According to a 2013 figures from the United Nations Comtrade Database, Ghana spent $65 million on importing used clothes from the UK.

These clothes according to the BBC were donated to charity homes but ended up being bought by new owners as they were traded off for profit.

The UK is the second largest used clothing exporter after the US. It exported more than £380m ($600m), worth of discarded fashion overseas in 2013.

The 10 top destinations in 2013 were Poland, Ghana, Pakistan, Ukraine, Benin, Kenya, Hungary, Togo, United Arab Emirates (UAE) and The Netherlands, the UN figures indicated.

Effect on Ghana’s economy

Dr Andrew Brooks, a lecturer in development geography at King's College London, in his book Clothing Poverty, believed that the flow of old clothing from the Western world as well as the availability of cheap, new garments from East Asia - has had a negative effect on local textile industries in many countries. 

This was particularly so in Sub-Saharan Africa, where a third of all globally donated clothes are sold, he said.

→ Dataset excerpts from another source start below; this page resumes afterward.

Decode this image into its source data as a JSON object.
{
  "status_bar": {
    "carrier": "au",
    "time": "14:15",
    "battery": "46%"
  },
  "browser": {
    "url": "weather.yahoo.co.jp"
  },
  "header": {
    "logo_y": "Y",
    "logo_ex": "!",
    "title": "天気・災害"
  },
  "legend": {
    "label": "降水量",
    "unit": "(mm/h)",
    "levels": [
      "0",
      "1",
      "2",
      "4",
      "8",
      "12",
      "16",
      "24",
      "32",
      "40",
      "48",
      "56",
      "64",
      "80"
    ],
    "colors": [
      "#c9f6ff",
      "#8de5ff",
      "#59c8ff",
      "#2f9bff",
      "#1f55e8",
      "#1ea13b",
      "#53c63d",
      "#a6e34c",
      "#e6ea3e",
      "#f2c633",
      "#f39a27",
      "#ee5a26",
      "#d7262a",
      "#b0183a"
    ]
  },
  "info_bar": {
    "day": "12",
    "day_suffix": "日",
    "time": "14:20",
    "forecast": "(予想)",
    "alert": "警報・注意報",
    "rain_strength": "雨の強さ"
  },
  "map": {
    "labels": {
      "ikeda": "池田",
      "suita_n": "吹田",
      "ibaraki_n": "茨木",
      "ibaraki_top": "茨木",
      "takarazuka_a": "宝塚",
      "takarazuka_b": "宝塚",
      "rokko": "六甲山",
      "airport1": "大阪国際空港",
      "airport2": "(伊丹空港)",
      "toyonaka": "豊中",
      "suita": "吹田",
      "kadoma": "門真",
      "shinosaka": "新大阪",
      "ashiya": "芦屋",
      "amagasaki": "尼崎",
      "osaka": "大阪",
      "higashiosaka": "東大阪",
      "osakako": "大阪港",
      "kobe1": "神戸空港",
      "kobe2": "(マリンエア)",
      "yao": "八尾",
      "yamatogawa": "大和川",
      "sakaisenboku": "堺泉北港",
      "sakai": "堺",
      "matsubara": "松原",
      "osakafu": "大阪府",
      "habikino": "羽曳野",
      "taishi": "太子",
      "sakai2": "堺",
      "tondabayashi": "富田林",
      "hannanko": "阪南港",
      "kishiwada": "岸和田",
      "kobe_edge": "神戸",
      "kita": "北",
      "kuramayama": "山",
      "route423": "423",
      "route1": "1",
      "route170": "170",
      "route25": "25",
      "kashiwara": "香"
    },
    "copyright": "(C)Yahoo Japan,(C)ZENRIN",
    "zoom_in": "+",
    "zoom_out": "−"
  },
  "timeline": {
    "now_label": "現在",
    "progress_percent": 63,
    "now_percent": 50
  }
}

Dr Brooks pointed to Ghana as an example of a country where local industries have been particularly negatively affected.

According to him, Ghana’s textile and clothing employment fell by 80% between 1975 and 2000. 

How do the used clothes end up on a street market in Ghana?

The international journey of cast-offs begins when charities sell on the clothing that cannot be retailed in the UK's 10,000 charity shops.

According to Dr Andrew Brooks, as little as 10-30% of what is given to UK charities overall actually ends up being sold over the counter. 

What isn't bought in shops is, more often than not sold to textile merchants, who then sort, grade and export the surplus garments - converting what began as donations into tradable goods, Dr Brooks said.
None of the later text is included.